Bryan Joseph Lee (he/him) is a Southern-born Queer Black man who believes in making space for art. He is a creative producer, civic organizer, and the founder of CNTR ARTS, a creative agency that centers artists, activists, and communities of color through artistic producing and strategic consulting. 

 

Most recently, Bryan served as Director of Public Forum at The Public Theater in New York City, where he investigated civic organizing and cultural changemaking at one of the nation's leading off-Broadway theater companies. As an artistic curator, his work centers the experiences of Queer, Trans, and BIPOC communities on stage and in our world. Bryan has also independently produced and programmed several Black Queer artists at venues like La Mama Theater Company and The Shed in New York City. In 2021, Bryan was named a Producer-In-Residence with The Shubert Organization, and is incubating multiple commercial projects with Black Queer artists that defy genre.

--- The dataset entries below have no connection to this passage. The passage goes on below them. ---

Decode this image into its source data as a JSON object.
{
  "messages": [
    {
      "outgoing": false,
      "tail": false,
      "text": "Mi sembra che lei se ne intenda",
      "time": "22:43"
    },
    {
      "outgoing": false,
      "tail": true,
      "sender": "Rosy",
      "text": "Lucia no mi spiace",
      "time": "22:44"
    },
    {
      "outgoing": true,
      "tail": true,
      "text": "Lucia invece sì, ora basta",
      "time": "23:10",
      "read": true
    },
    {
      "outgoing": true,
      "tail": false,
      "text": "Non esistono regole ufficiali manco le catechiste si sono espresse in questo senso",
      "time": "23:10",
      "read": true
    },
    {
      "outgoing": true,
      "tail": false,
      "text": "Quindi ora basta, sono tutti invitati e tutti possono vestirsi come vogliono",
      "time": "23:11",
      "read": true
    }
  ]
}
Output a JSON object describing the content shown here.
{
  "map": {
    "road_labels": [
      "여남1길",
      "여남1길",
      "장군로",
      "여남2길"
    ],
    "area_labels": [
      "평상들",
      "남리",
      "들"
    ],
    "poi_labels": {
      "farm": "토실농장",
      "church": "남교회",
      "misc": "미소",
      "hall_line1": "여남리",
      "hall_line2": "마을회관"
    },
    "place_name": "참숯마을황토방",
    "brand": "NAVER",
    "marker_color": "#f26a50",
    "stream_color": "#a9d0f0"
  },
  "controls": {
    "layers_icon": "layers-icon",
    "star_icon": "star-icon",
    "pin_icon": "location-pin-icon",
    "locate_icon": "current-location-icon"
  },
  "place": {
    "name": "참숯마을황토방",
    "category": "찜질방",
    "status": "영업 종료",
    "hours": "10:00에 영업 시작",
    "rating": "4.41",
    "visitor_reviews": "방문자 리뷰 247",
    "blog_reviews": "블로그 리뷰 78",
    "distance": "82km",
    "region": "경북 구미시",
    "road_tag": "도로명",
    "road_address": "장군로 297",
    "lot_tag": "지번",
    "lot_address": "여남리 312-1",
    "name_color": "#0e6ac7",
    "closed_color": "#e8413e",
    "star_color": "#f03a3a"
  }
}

Before The Public Theater, Bryan led marketing and communications at Round House Theater, a regional theater company based in Bethesda, MD. There, he oversaw earned revenue and institutional marketing with a specific focus on cultivating diverse audiences through relationship building. During his tenure, Round House increased subscription and single ticket revenue by 51% and achieved the highest-grossing and highest-attended seasons in their 40-year history. Bryan has also worked with the Baltimore Symphony Orchestra, the Prince George's African American Museum, Source Festival, and Woolly Mammoth Theatre Company. 

 

As a consultant, Bryan has guided numerous cultural placemaking initiatives around the world, including current city-wide partnerships in New York, NY; Newark, NJ; and Washington DC; and international projects in Alexandria, Egypt and Perth, Australia. Bryan is a frequent speaker on the topics of building relevance and resilience for arts organizations, and has delivered keynote speeches at the PAC Australia Conference in Sydney, and the Creu Cymru Annual Conference in Wales. Through his work, Bryan supports arts organizations and community partners as they develop equity-based strategies for social cohesion and civic development through the arts.

 

Bryan was a 2018 Global Arts Management Fellow at the DeVos Institute of Arts Management, and was named a 2016 Rising Leader of Color by Theater Communications Group (TCG). He holds a degree in International Relations and Theater from Dartmouth College.

Ask Big Questions

Who’s not in the room? And who should be? What conversations are already happening in our communities, and how can we lend our resources to support them?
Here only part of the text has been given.